The author of the literary masterpiece The Prophet, Gibran was an artist of text as well as images. In 1908, Gibran moved to Paris to attend art school, where he studied with sculptor Auguste Rodin, who compared him to British poet and painter William Blake. Infused with a mystical quality, his work has been described as a poetic encounter between Eastern and Western traditions.
Gibran’s Twenty Drawings was the first volume of his artwork published in English, only his second book to be published in the United States. The twenty early illustrations feature delicate, emotional expressions of the human form and an exploration of man’s relationship with nature.
Completed four years before publication of The Prophet, the book of 20 early illustrations only sold a few hundred copies. This copy is one of only 100 to have been specially bound and autographed by Gibran.

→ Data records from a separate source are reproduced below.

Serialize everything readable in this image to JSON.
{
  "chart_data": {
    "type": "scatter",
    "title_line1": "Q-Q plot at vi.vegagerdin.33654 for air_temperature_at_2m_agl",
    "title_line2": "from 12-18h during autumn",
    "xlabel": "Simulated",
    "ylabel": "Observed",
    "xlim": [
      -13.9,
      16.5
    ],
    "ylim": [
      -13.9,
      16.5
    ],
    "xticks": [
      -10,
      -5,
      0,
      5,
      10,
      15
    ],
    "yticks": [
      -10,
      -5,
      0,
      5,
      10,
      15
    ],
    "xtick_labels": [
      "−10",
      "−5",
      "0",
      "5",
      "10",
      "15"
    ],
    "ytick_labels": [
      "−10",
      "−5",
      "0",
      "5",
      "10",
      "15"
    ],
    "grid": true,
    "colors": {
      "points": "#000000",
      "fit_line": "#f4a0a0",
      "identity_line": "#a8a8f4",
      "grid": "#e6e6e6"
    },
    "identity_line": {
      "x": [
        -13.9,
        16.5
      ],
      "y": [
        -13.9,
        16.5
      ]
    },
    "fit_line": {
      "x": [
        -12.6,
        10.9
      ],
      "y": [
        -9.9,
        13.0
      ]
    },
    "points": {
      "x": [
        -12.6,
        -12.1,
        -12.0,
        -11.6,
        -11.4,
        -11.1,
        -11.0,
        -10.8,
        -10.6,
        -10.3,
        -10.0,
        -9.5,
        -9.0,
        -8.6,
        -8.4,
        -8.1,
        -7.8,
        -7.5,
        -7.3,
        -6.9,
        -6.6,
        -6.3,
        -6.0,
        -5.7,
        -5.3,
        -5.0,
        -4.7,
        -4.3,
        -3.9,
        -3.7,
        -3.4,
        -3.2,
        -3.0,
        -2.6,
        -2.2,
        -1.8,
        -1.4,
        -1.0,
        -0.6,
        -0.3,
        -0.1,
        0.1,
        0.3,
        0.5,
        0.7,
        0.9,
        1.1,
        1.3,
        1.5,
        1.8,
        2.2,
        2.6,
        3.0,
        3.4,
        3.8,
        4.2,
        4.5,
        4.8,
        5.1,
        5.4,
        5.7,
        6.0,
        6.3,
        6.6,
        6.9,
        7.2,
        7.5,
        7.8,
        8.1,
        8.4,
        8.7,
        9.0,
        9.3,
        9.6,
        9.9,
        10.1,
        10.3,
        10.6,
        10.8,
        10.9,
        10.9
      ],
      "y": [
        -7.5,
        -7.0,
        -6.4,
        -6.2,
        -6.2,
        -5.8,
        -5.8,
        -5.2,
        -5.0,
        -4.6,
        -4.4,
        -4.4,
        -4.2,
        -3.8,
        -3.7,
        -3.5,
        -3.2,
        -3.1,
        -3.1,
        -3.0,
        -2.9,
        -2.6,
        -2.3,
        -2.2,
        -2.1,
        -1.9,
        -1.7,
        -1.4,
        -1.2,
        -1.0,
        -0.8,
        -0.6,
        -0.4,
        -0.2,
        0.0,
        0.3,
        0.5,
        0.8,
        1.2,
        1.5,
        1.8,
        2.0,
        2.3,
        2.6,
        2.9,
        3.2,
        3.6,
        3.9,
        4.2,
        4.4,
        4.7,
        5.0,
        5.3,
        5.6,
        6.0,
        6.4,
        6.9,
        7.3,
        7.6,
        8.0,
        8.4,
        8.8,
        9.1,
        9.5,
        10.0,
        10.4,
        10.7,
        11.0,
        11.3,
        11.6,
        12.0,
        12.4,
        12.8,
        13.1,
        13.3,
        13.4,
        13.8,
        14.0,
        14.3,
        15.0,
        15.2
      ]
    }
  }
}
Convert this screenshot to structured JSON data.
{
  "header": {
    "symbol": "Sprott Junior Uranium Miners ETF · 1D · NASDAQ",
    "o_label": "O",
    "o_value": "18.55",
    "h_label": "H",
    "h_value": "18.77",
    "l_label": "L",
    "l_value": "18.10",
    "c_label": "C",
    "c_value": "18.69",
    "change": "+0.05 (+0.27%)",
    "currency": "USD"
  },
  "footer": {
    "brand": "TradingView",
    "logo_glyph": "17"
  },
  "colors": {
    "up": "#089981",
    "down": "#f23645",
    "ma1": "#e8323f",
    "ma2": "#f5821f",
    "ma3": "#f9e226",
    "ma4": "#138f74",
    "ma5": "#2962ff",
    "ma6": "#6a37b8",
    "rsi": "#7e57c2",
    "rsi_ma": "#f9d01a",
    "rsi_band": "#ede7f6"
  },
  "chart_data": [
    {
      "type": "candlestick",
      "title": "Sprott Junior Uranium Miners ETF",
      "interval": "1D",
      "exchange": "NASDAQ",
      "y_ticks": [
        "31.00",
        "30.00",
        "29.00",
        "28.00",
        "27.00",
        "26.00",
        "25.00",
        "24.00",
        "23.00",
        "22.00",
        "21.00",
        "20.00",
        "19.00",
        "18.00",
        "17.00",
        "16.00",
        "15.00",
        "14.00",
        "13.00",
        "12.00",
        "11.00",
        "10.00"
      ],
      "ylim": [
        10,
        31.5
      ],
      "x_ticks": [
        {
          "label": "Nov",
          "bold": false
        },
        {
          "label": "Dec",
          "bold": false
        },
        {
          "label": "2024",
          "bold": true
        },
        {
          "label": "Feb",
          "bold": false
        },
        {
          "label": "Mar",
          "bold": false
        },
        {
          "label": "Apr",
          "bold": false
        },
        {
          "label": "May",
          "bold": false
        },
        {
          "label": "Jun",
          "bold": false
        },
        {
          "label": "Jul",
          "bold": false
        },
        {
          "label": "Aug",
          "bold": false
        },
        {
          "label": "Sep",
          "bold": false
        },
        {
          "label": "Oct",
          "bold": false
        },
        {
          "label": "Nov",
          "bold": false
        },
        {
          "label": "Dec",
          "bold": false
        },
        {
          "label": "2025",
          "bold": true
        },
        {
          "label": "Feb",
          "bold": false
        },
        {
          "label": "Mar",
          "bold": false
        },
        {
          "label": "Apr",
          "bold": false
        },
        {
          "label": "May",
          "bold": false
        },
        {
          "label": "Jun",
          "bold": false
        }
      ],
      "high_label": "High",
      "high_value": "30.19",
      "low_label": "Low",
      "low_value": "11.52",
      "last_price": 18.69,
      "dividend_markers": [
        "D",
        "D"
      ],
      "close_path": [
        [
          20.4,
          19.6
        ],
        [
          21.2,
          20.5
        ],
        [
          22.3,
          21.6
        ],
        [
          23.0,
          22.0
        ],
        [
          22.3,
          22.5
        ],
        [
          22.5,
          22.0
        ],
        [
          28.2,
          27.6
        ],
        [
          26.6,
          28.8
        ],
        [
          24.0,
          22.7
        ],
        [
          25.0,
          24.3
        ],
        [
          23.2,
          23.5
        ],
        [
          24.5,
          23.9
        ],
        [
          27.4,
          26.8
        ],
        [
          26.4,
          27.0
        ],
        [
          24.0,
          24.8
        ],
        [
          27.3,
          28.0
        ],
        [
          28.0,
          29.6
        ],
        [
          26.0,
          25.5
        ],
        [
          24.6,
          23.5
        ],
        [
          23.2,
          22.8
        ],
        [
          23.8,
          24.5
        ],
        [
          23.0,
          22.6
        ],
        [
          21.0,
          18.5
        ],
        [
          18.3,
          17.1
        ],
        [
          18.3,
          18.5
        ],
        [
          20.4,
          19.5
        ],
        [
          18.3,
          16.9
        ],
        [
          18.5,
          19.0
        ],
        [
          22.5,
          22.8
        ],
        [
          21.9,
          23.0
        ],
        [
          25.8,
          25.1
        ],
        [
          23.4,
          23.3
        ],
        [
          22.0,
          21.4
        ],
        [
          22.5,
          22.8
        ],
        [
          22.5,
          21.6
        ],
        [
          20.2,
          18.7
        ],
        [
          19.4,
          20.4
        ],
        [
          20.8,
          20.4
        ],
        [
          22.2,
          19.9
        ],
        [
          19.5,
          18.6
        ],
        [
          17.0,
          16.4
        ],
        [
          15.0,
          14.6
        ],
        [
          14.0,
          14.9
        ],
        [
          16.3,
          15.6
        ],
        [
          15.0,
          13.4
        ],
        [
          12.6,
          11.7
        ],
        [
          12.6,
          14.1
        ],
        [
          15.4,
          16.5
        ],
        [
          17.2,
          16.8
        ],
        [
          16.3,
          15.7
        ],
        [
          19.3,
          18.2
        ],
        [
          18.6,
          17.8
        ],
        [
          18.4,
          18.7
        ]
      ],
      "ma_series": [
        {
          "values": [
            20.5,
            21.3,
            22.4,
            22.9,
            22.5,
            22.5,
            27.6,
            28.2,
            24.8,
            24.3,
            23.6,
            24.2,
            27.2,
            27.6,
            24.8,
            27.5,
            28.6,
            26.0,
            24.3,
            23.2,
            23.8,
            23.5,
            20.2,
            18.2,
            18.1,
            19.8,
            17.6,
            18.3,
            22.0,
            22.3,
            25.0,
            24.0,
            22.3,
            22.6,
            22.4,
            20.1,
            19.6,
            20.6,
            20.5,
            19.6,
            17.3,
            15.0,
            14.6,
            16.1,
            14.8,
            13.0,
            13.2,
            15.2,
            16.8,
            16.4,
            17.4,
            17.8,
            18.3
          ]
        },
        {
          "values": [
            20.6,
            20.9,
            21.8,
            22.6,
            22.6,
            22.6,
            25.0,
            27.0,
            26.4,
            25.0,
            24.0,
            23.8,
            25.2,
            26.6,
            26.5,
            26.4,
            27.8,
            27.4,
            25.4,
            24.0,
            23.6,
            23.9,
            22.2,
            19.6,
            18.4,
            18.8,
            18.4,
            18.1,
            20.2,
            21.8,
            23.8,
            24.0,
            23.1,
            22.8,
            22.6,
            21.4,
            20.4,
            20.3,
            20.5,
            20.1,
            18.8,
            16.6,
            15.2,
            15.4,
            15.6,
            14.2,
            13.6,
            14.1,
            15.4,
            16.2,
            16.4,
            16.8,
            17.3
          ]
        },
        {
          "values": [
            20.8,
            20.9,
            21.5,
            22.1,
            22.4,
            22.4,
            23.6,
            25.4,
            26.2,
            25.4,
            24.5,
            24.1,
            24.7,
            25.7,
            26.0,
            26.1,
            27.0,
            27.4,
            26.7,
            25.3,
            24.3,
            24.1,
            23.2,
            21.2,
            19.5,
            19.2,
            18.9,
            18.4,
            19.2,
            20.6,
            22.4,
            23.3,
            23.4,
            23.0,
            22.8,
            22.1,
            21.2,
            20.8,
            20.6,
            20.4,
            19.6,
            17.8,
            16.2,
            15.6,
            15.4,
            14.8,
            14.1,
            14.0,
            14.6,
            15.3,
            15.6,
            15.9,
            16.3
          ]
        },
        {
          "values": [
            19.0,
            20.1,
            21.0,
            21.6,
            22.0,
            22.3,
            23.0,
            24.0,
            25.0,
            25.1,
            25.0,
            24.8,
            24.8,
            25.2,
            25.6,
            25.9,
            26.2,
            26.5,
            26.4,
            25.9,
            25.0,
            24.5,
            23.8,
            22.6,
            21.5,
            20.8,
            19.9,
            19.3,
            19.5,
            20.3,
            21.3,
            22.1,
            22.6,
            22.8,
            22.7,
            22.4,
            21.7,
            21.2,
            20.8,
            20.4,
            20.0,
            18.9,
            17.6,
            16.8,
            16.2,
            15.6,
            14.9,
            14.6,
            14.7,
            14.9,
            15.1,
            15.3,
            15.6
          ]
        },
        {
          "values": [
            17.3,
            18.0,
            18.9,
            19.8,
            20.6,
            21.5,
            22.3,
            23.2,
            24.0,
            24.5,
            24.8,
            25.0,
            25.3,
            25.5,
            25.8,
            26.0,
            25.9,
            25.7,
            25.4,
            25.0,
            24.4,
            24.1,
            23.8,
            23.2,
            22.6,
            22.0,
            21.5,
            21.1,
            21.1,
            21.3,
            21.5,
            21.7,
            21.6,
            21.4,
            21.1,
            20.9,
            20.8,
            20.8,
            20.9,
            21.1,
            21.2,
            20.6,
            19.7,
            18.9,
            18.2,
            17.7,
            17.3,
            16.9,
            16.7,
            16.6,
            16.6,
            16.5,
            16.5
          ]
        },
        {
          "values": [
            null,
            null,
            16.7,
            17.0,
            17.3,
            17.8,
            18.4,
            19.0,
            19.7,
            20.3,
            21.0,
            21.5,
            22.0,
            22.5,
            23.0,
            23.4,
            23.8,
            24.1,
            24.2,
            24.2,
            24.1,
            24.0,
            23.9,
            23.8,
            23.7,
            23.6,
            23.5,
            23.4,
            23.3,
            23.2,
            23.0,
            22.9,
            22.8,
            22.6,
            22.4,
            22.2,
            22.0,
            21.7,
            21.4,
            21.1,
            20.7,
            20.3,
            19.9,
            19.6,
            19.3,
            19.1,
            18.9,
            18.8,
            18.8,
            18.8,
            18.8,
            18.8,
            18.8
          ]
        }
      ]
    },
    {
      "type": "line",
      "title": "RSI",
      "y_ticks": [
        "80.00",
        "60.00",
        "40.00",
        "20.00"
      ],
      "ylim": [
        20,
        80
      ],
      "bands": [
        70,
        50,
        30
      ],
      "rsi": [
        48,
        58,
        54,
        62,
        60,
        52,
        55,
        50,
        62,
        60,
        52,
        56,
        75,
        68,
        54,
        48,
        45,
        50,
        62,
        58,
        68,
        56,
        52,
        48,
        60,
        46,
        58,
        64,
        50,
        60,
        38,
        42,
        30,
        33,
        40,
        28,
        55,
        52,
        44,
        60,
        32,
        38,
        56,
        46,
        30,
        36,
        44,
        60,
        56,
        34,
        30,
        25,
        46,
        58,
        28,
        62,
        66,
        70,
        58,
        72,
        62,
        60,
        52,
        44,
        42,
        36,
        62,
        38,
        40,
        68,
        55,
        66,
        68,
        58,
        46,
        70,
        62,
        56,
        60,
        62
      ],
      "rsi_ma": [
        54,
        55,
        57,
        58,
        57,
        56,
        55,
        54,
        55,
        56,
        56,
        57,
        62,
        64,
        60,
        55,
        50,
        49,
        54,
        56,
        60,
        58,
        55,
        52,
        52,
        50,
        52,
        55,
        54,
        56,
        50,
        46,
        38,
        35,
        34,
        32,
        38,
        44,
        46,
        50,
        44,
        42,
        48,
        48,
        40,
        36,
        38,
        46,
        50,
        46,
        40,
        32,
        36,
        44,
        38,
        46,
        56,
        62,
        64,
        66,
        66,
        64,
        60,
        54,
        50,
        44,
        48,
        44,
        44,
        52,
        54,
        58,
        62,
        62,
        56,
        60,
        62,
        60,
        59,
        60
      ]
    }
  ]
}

In 1932, the contents of Gibran's studio in New York, including his furniture, his personal belongings, his private library, his manuscripts and 440 original paintings, were transferred to his native town Bsharreh. This collection is now known as The Gibran Museum. The largest public collection of his visual artworks in the United States are held by the Telfair Museum in Savannah, GA, and have been featured in exhibitions The Art of Kahlil Gibran, 2010 and Visions of the Prophet, 2012.